Is history repeating itself? Once more the June jobs numbers don’t look so good, but once more they will probably be misleading. Because, once more, it looks like the so-called seasonal adjustments (SA) are overestimating the summer jobs totals that would be normal with a robust economy, but not this one.
The June employment numbers weren’t much better than May, which was “horrible," according to Ian Shepherdson, chief economist at High Frequency Economics, if you remember. The unemployment rate held at 8.2 percent, with just 80,000 payroll jobs created, vs. the 77,000 created in May, revised up from an initial 69,000 May payrolls increase.
But once again, we may see more upward revisions to job creation in coming months. Why? Because the ‘seasonal adjustments’ seem way out of wack. For instance, June nonfarm payrolls actually rose 391,000 before their seasonal adjustment. And the actual adjustment was a subtraction of 1,028,000 from actual jobs created, the estimate of ‘normal’ increases from summer employment of students and the like. In other words, the SA only counts the number above what should be normal job formation for June.

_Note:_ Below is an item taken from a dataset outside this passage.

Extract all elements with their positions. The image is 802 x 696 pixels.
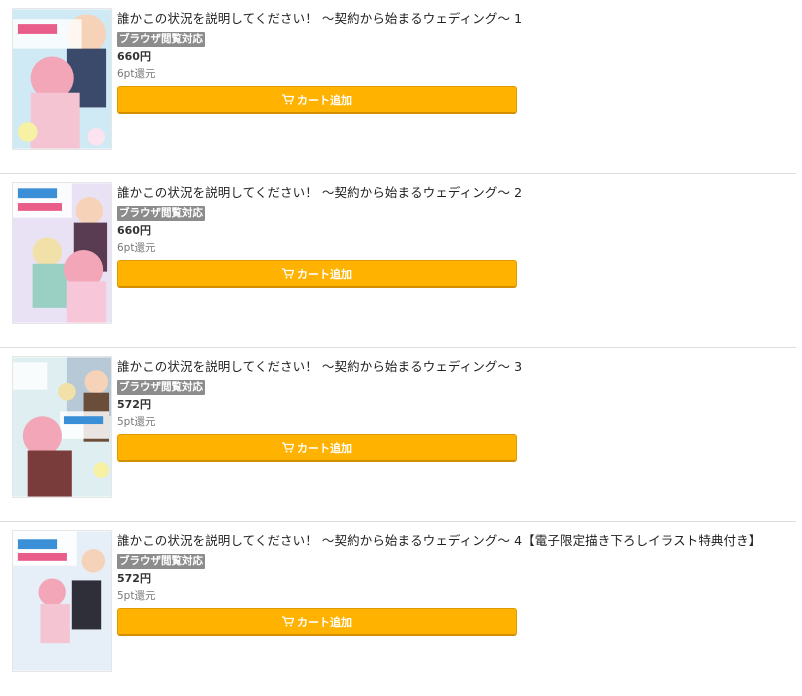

The Household Survey that includes self-employed fared no better with the seasonal adjustment. Actually 475,000 more jobs were created in June than May before the adjustment, and just 128,000 was the net increase afterward. The total seasonal adjustment was a subtraction of 787,000 jobs, meaning 787,000 jobs were subtracted from the actual job total for June.
Graph: Calculated Risk
We have been here before, as I’ve said. Last summer’s scare came when the Bureau of Labor Management had to revise from 0 to 57,000 jobs created in August, and added an additional 42,000 payroll jobs in July when revised. This was because the so-called seasonal adjustments were overestimated then, also. This recovery has been tepid at best. There was another first quarter spurt in hiring as last year, then not much job creation in summer. So once again, the seasonal adjustment seems excessive, and will surely be scaled back as with last year, adding more jobs after the fact.
One concrete reason I believe jobs numbers will be revised upward is June average hourly earnings improved to a 0.3 percent boost from 0.2 percent in May, in the Establishment Survey. And two leading indicators for hiring were up. First, the average workweek edged up to 34.5 hours from 34.4 in May. Second, temp workers were up 25,000 after a 19,000 boost in May.
Meanwhile, both the industrial and service sectors were basically unchanged. The ISM non-manufacturing composite headline index slipped to 52.1 versus 53.7 in May but it's still safely above the 50 level under which monthly contraction is indicated. The new orders index is the most important component and it posted at 53.3, compared to 55.5 the prior month, probably because May had a large surge in new orders. Export orders fell in the month which is no surprise given troubles in Europe and China, as did total backlog orders, said Econoday.
However, the ISM's manufacturing index showed contraction in June for the first time since July 2009, declining to 49.9 (breakeven at 50) from 53.5 in May. Forward momentum hit the wall at the new orders index, at 47.8 in June versus a huge 60.1 the month before. It showed contraction for the first time since April 2009 and the degree of the decline was the steepest since October 2001, but the large drop is suspicious, as the factory orders component rose more than expected. For what it’s worth, said Econoday, the October 2001 drop in orders was followed by an almost equal rebound the next month and was above the pre-drop level the second month afterwards.
What to make of all this? Consumer Credit jumped 8 percent in May, the largest rise in borrowing since 2007 and the boom years, according to the Federal Reserve. So consumer spending will rise in coming months, the main engine of growth in our economy. That may be why construction spending is surging, another indicator that real estate is finally on the recovery.
Construction spending jumped 0.9 percent in May, following a 0.6 percent gain in April. The increase in May was led by private residential outlays which increased 3.0 percent after a 1.7 percent boost in April. The new multifamily subcomponent showed the greatest strength but the new single-family subcomponent also was notably positive. On a year-ago basis, overall construction stood at up 7.0 percent in May.
So because the seasonally adjusted numbers are notoriously inexact, we cannot be sure that an economic slowdown is even happening. It could be the seasonal fluctuations that are normal for any business cycle, as we said last month. I would venture that we might see upward revisions of some 50,000 per month in nonfarm payrolls, if precedent holds and history repeats itself.